The Tottenham manager has long since championed Europe’s second-tier competition as a huge opportunity for sides to showcase their abilities on the continent.
But which British teams has the competition actually benefitted in recent years?
Arguably, just one: the winners of last season’s competition, Chelsea.
And even then, they did so with an abundance of international superstars, world-class facilities and a transfer budget that dwarfed that of their opposition, and did not have to play the early rounds, parachuted out of the Champions League instead.
What about those not owned by a billionaire?
A historic 3-0 win at Valencia at the start of the campaign promised glory at the Liberty Stadium, while the Swans could only dream of Europa League football after their Capital One Cup heroics last season.

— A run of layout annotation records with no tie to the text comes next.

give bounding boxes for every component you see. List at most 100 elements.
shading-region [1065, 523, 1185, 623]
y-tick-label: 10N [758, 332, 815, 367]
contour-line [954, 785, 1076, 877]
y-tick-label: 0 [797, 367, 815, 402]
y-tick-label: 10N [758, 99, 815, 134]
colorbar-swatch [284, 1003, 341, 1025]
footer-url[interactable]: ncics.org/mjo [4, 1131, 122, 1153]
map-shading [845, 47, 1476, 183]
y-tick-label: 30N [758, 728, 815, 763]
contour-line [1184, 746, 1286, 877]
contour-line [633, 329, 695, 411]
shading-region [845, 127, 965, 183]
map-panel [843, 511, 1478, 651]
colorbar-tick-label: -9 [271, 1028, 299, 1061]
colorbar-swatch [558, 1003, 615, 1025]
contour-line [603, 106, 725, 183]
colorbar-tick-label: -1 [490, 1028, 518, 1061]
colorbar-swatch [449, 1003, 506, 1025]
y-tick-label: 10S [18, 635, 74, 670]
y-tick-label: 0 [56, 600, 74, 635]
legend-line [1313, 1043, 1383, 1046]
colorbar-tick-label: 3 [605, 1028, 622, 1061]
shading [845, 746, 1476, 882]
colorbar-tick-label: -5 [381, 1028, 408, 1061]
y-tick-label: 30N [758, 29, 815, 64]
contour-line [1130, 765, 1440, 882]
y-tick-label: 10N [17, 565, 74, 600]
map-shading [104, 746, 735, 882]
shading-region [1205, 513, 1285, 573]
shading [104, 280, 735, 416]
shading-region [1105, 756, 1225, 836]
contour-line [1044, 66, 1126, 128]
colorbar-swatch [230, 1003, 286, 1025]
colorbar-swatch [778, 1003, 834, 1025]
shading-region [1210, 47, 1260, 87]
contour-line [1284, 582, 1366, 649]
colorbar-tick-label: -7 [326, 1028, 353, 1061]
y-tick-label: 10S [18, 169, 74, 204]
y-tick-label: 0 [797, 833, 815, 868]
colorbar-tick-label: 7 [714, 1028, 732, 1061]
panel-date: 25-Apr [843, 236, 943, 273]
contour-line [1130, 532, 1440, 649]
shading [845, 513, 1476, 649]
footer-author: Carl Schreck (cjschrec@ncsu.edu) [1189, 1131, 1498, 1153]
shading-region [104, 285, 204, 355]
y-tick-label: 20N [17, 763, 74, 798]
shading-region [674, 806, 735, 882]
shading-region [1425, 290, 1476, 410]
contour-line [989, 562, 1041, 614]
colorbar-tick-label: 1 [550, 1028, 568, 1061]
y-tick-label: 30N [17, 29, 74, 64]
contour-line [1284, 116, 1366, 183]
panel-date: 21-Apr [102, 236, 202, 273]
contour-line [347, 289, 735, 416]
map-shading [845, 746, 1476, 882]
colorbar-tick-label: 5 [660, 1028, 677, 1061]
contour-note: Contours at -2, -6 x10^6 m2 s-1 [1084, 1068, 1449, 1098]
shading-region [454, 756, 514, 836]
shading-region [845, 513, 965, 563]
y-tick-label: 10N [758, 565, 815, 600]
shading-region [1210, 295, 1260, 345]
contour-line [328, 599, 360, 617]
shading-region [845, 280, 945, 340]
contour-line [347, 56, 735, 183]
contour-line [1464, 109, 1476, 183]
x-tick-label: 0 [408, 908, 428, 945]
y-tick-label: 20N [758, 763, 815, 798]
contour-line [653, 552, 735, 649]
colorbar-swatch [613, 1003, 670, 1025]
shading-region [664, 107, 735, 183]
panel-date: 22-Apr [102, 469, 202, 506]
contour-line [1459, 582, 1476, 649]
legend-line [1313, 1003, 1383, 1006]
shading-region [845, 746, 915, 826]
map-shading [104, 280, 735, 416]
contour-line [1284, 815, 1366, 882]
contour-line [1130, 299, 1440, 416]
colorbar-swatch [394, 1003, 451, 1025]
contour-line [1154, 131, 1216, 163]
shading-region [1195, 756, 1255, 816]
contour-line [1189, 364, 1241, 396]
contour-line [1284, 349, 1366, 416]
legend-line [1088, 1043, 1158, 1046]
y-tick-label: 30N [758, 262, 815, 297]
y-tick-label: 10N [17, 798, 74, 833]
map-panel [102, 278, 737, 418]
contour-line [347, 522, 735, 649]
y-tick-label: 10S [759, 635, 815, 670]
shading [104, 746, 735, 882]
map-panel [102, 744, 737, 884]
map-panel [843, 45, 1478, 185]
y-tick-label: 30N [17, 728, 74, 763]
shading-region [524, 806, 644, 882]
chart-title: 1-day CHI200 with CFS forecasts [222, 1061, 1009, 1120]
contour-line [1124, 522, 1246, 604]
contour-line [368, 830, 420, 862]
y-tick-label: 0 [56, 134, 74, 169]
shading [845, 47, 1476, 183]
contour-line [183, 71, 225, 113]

But a matter of weeks later, Swansea’s season is unravelling before their eyes. Laudrup’s side have won just once in eight games in all competitions – and are not even guaranteed qualification from the group stages.
And it does not stop there. Just take a look at Newcastle, who have won their last four Premier League games, and look like the side that took the division by storm two years ago.
Last season, Alan Pardew’s side barely survived relegation. Why? They simply could not juggle the stresses of domestic football on a weekend and trips to every corner of Europe on a Thursday night.
And how about Tottenham themselves? How many points have they dropped after a midweek trip to Kazakhstan or Norway?
Perhaps Harry Redknapp had it right. For most British clubs, the Europa League is nothing but trouble.